Abstract

Background—Expression of pro-inflammatory cytokines is increased in the intestinal lamina propria of patients with inflammatory bowel disease (IBD). Nuclear factor κB (NFκB) controls transcription of inflammation genes. On activation, NFκB is rapidly released from its cytoplasmic inhibitor (IκB), transmigrates into the nucleus, and binds to DNA response elements in gene promoter regions.

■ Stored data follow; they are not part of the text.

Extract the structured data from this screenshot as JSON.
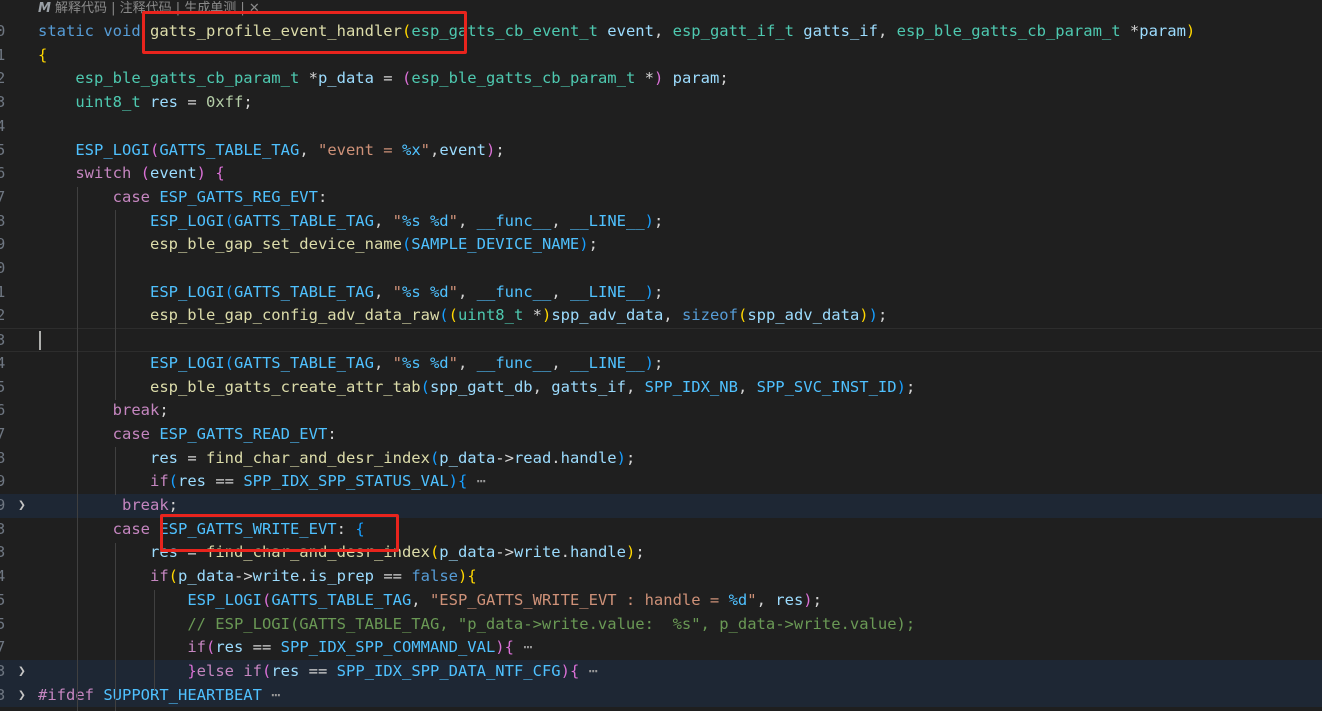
{
  "codelens": {
    "icon": "marscode-logo-icon",
    "text": "解释代码 | 注释代码 | 生成单测 | ✕"
  },
  "gutter": [
    "0",
    "1",
    "2",
    "3",
    "4",
    "5",
    "6",
    "7",
    "8",
    "9",
    "0",
    "1",
    "2",
    "3",
    "4",
    "5",
    "6",
    "7",
    "8",
    "9",
    "9",
    "3",
    "3",
    "4",
    "5",
    "5",
    "7",
    "3",
    "3",
    "9"
  ],
  "code": [
    [
      [
        "kw",
        "static "
      ],
      [
        "kw",
        "void "
      ],
      [
        "fn",
        "gatts_profile_event_handler"
      ],
      [
        "br1",
        "("
      ],
      [
        "ty",
        "esp_gatts_cb_event_t "
      ],
      [
        "var",
        "event"
      ],
      [
        "op",
        ", "
      ],
      [
        "ty",
        "esp_gatt_if_t "
      ],
      [
        "var",
        "gatts_if"
      ],
      [
        "op",
        ", "
      ],
      [
        "ty",
        "esp_ble_gatts_cb_param_t "
      ],
      [
        "op",
        "*"
      ],
      [
        "var",
        "param"
      ],
      [
        "br1",
        ")"
      ]
    ],
    [
      [
        "br1",
        "{"
      ]
    ],
    [
      [
        "op",
        "    "
      ],
      [
        "ty",
        "esp_ble_gatts_cb_param_t "
      ],
      [
        "op",
        "*"
      ],
      [
        "var",
        "p_data"
      ],
      [
        "op",
        " = "
      ],
      [
        "br2",
        "("
      ],
      [
        "ty",
        "esp_ble_gatts_cb_param_t "
      ],
      [
        "op",
        "*"
      ],
      [
        "br2",
        ")"
      ],
      [
        "op",
        " "
      ],
      [
        "var",
        "param"
      ],
      [
        "op",
        ";"
      ]
    ],
    [
      [
        "op",
        "    "
      ],
      [
        "ty",
        "uint8_t "
      ],
      [
        "var",
        "res"
      ],
      [
        "op",
        " = "
      ],
      [
        "num",
        "0xff"
      ],
      [
        "op",
        ";"
      ]
    ],
    [],
    [
      [
        "op",
        "    "
      ],
      [
        "mac",
        "ESP_LOGI"
      ],
      [
        "br2",
        "("
      ],
      [
        "mac",
        "GATTS_TABLE_TAG"
      ],
      [
        "op",
        ", "
      ],
      [
        "str",
        "\"event = "
      ],
      [
        "mac",
        "%x"
      ],
      [
        "str",
        "\""
      ],
      [
        "op",
        ","
      ],
      [
        "var",
        "event"
      ],
      [
        "br2",
        ")"
      ],
      [
        "op",
        ";"
      ]
    ],
    [
      [
        "op",
        "    "
      ],
      [
        "ctl",
        "switch "
      ],
      [
        "br2",
        "("
      ],
      [
        "var",
        "event"
      ],
      [
        "br2",
        ")"
      ],
      [
        "op",
        " "
      ],
      [
        "br2",
        "{"
      ]
    ],
    [
      [
        "op",
        "        "
      ],
      [
        "ctl",
        "case "
      ],
      [
        "mac",
        "ESP_GATTS_REG_EVT"
      ],
      [
        "op",
        ":"
      ]
    ],
    [
      [
        "op",
        "            "
      ],
      [
        "mac",
        "ESP_LOGI"
      ],
      [
        "br3",
        "("
      ],
      [
        "mac",
        "GATTS_TABLE_TAG"
      ],
      [
        "op",
        ", "
      ],
      [
        "str",
        "\""
      ],
      [
        "mac",
        "%s %d"
      ],
      [
        "str",
        "\""
      ],
      [
        "op",
        ", "
      ],
      [
        "mac",
        "__func__"
      ],
      [
        "op",
        ", "
      ],
      [
        "mac",
        "__LINE__"
      ],
      [
        "br3",
        ")"
      ],
      [
        "op",
        ";"
      ]
    ],
    [
      [
        "op",
        "            "
      ],
      [
        "fn",
        "esp_ble_gap_set_device_name"
      ],
      [
        "br3",
        "("
      ],
      [
        "mac",
        "SAMPLE_DEVICE_NAME"
      ],
      [
        "br3",
        ")"
      ],
      [
        "op",
        ";"
      ]
    ],
    [],
    [
      [
        "op",
        "            "
      ],
      [
        "mac",
        "ESP_LOGI"
      ],
      [
        "br3",
        "("
      ],
      [
        "mac",
        "GATTS_TABLE_TAG"
      ],
      [
        "op",
        ", "
      ],
      [
        "str",
        "\""
      ],
      [
        "mac",
        "%s %d"
      ],
      [
        "str",
        "\""
      ],
      [
        "op",
        ", "
      ],
      [
        "mac",
        "__func__"
      ],
      [
        "op",
        ", "
      ],
      [
        "mac",
        "__LINE__"
      ],
      [
        "br3",
        ")"
      ],
      [
        "op",
        ";"
      ]
    ],
    [
      [
        "op",
        "            "
      ],
      [
        "fn",
        "esp_ble_gap_config_adv_data_raw"
      ],
      [
        "br3",
        "("
      ],
      [
        "br1",
        "("
      ],
      [
        "ty",
        "uint8_t "
      ],
      [
        "op",
        "*"
      ],
      [
        "br1",
        ")"
      ],
      [
        "var",
        "spp_adv_data"
      ],
      [
        "op",
        ", "
      ],
      [
        "kw",
        "sizeof"
      ],
      [
        "br1",
        "("
      ],
      [
        "var",
        "spp_adv_data"
      ],
      [
        "br1",
        ")"
      ],
      [
        "br3",
        ")"
      ],
      [
        "op",
        ";"
      ]
    ],
    [],
    [
      [
        "op",
        "            "
      ],
      [
        "mac",
        "ESP_LOGI"
      ],
      [
        "br3",
        "("
      ],
      [
        "mac",
        "GATTS_TABLE_TAG"
      ],
      [
        "op",
        ", "
      ],
      [
        "str",
        "\""
      ],
      [
        "mac",
        "%s %d"
      ],
      [
        "str",
        "\""
      ],
      [
        "op",
        ", "
      ],
      [
        "mac",
        "__func__"
      ],
      [
        "op",
        ", "
      ],
      [
        "mac",
        "__LINE__"
      ],
      [
        "br3",
        ")"
      ],
      [
        "op",
        ";"
      ]
    ],
    [
      [
        "op",
        "            "
      ],
      [
        "fn",
        "esp_ble_gatts_create_attr_tab"
      ],
      [
        "br3",
        "("
      ],
      [
        "var",
        "spp_gatt_db"
      ],
      [
        "op",
        ", "
      ],
      [
        "var",
        "gatts_if"
      ],
      [
        "op",
        ", "
      ],
      [
        "mac",
        "SPP_IDX_NB"
      ],
      [
        "op",
        ", "
      ],
      [
        "mac",
        "SPP_SVC_INST_ID"
      ],
      [
        "br3",
        ")"
      ],
      [
        "op",
        ";"
      ]
    ],
    [
      [
        "op",
        "        "
      ],
      [
        "ctl",
        "break"
      ],
      [
        "op",
        ";"
      ]
    ],
    [
      [
        "op",
        "        "
      ],
      [
        "ctl",
        "case "
      ],
      [
        "mac",
        "ESP_GATTS_READ_EVT"
      ],
      [
        "op",
        ":"
      ]
    ],
    [
      [
        "op",
        "            "
      ],
      [
        "var",
        "res"
      ],
      [
        "op",
        " = "
      ],
      [
        "fn",
        "find_char_and_desr_index"
      ],
      [
        "br3",
        "("
      ],
      [
        "var",
        "p_data"
      ],
      [
        "op",
        "->"
      ],
      [
        "var",
        "read"
      ],
      [
        "op",
        "."
      ],
      [
        "var",
        "handle"
      ],
      [
        "br3",
        ")"
      ],
      [
        "op",
        ";"
      ]
    ],
    [
      [
        "op",
        "            "
      ],
      [
        "ctl",
        "if"
      ],
      [
        "br3",
        "("
      ],
      [
        "var",
        "res"
      ],
      [
        "op",
        " == "
      ],
      [
        "mac",
        "SPP_IDX_SPP_STATUS_VAL"
      ],
      [
        "br3",
        ")"
      ],
      [
        "br3",
        "{"
      ],
      [
        "ell",
        " ⋯"
      ]
    ],
    [
      [
        "op",
        "         "
      ],
      [
        "ctl",
        "break"
      ],
      [
        "op",
        ";"
      ]
    ],
    [
      [
        "op",
        "        "
      ],
      [
        "ctl",
        "case "
      ],
      [
        "mac",
        "ESP_GATTS_WRITE_EVT"
      ],
      [
        "op",
        ": "
      ],
      [
        "br3",
        "{"
      ]
    ],
    [
      [
        "op",
        "            "
      ],
      [
        "var",
        "res"
      ],
      [
        "op",
        " = "
      ],
      [
        "fn",
        "find_char_and_desr_index"
      ],
      [
        "br1",
        "("
      ],
      [
        "var",
        "p_data"
      ],
      [
        "op",
        "->"
      ],
      [
        "var",
        "write"
      ],
      [
        "op",
        "."
      ],
      [
        "var",
        "handle"
      ],
      [
        "br1",
        ")"
      ],
      [
        "op",
        ";"
      ]
    ],
    [
      [
        "op",
        "            "
      ],
      [
        "ctl",
        "if"
      ],
      [
        "br1",
        "("
      ],
      [
        "var",
        "p_data"
      ],
      [
        "op",
        "->"
      ],
      [
        "var",
        "write"
      ],
      [
        "op",
        "."
      ],
      [
        "var",
        "is_prep"
      ],
      [
        "op",
        " == "
      ],
      [
        "kw",
        "false"
      ],
      [
        "br1",
        ")"
      ],
      [
        "br1",
        "{"
      ]
    ],
    [
      [
        "op",
        "                "
      ],
      [
        "mac",
        "ESP_LOGI"
      ],
      [
        "br2",
        "("
      ],
      [
        "mac",
        "GATTS_TABLE_TAG"
      ],
      [
        "op",
        ", "
      ],
      [
        "str",
        "\"ESP_GATTS_WRITE_EVT : handle = "
      ],
      [
        "mac",
        "%d"
      ],
      [
        "str",
        "\""
      ],
      [
        "op",
        ", "
      ],
      [
        "var",
        "res"
      ],
      [
        "br2",
        ")"
      ],
      [
        "op",
        ";"
      ]
    ],
    [
      [
        "op",
        "                "
      ],
      [
        "com",
        "// ESP_LOGI(GATTS_TABLE_TAG, \"p_data->write.value:  %s\", p_data->write.value);"
      ]
    ],
    [
      [
        "op",
        "                "
      ],
      [
        "ctl",
        "if"
      ],
      [
        "br2",
        "("
      ],
      [
        "var",
        "res"
      ],
      [
        "op",
        " == "
      ],
      [
        "mac",
        "SPP_IDX_SPP_COMMAND_VAL"
      ],
      [
        "br2",
        ")"
      ],
      [
        "br2",
        "{"
      ],
      [
        "ell",
        " ⋯"
      ]
    ],
    [
      [
        "op",
        "                "
      ],
      [
        "br2",
        "}"
      ],
      [
        "ctl",
        "else "
      ],
      [
        "ctl",
        "if"
      ],
      [
        "br2",
        "("
      ],
      [
        "var",
        "res"
      ],
      [
        "op",
        " == "
      ],
      [
        "mac",
        "SPP_IDX_SPP_DATA_NTF_CFG"
      ],
      [
        "br2",
        ")"
      ],
      [
        "br2",
        "{"
      ],
      [
        "ell",
        " ⋯"
      ]
    ],
    [
      [
        "pp",
        "#ifdef "
      ],
      [
        "mac",
        "SUPPORT_HEARTBEAT"
      ],
      [
        "ell",
        " ⋯"
      ]
    ]
  ]
}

Aims—To investigate whether increased activation of NFκB is important in IBD and may be down-regulated by anti-inflammatory treatment.

Methods—Activation of NFκB was determined by western blot assessment and electrophoretic mobility shift assay in nuclear extracts of colonic biopsy samples as well as lamina propria mononuclear cells.

Results—Nuclear levels of NFκB p65 are increased in lamina propria biopsy specimens from patients with Crohn’s disease in comparison with patients with ulcerative colitis and controls. Increased activation of NFκB was detected in lamina propria mononuclear cells from patients with active IBD. Corticosteroids strongly inhibit intestinal NFκB activation in IBD in vivo and in vitro by stabilising the cytosolic inhibitor IκBα against activation induced degradation.

Conclusions—In both IBDs, but particularly Crohn’s disease, increased activation of NFκB may be involved in the regulation of the inflammatory response. Inhibition of NFκB activation may represent a mechanism by which steroids exert an anti-inflammatory effect in IBD.